A climber may hear an audible “pop” sound and feel immediate pain, followed by swelling and bruising on the finger, and usually localized pain. Climber also experience pain and/or stiffness when bending the injured finger. The injured finger will be tender to touch.
Management for Climber’s Finger
The severity of the injury affects the recovery period for the climber.
Grade 1 – Pulley strain
For a pulley strain, returning to full climbing activities required a period of 6 weeks with treatment. The treatment focuses on range of motion exercise, functional therapy, and gentle climbing. This is to regain strength, coordination, and body awareness. Climber is advice to wear tape during to period of recovery (up to 3 months). No immobilization required.

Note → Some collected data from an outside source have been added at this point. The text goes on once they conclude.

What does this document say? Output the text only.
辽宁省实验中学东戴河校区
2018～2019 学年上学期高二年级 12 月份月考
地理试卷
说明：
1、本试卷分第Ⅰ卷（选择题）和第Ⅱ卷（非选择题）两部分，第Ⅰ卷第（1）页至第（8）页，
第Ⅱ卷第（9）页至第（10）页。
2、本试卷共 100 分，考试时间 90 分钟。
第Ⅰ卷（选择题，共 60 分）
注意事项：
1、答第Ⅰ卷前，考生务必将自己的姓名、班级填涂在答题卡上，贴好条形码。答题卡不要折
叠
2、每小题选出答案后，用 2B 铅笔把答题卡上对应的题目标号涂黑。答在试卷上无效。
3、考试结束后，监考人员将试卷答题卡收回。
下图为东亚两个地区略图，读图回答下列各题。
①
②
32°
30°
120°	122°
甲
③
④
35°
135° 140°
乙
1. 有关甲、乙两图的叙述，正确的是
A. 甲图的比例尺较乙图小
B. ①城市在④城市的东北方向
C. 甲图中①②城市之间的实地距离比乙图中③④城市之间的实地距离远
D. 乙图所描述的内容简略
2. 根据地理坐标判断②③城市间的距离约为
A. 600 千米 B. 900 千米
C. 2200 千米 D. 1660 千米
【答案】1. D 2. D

Grade 2 – A4 rupture or partial A2 or A3 tear
Climber with these injuries mostly need 6 to 8 weeks recovery period with treatment to return to full climbing activities. To protect the damage tissue, immobilization is necessary approximately up to 10 days. Once the immobilization phase is over, passive range of motion exercise begin. Tape is still required during the functional therapy for 2 to 4 weeks. Gentle climbing is implemented after 4 weeks. Tape is still required up to 3 months during climbing.
Grade 3 – Complete rupture of A2 or A3
Returning to full climbing activities recovery a recovery period of 3 months. In this grade, the injured finger is immobilized for 10 to 14 days. Instead of tapes, a thermoplastic pulley ring is given by a doctor. After the immobilization phase, passive range of motion exercise will commence follow up by functional therapy. Gentle climbing begins after a 6 to 8 weeks from the onset of injury. Pulley ring to be worn during climbing session for at least 6 months.
Grade 4 (surgery indicated) – Multiple ruptures, or single A2/A3 with trauma to lumbrical muscles or other ligaments
At least 6 months of recovery period is required to return to full climbing activities due to surgical implications. Immobilization for approximately 14 days post-operation. Passive range of motion exercise begin after immobilization up to 4 weeks before commencing functional therapy. Throughout the recovery process, a pulley ring will be used. Returning to gentle climbing required at least a full 4 months while full climbing required 6 months period post-surgery. The taping or the ring may be utilized during climbing session for at least a year or more.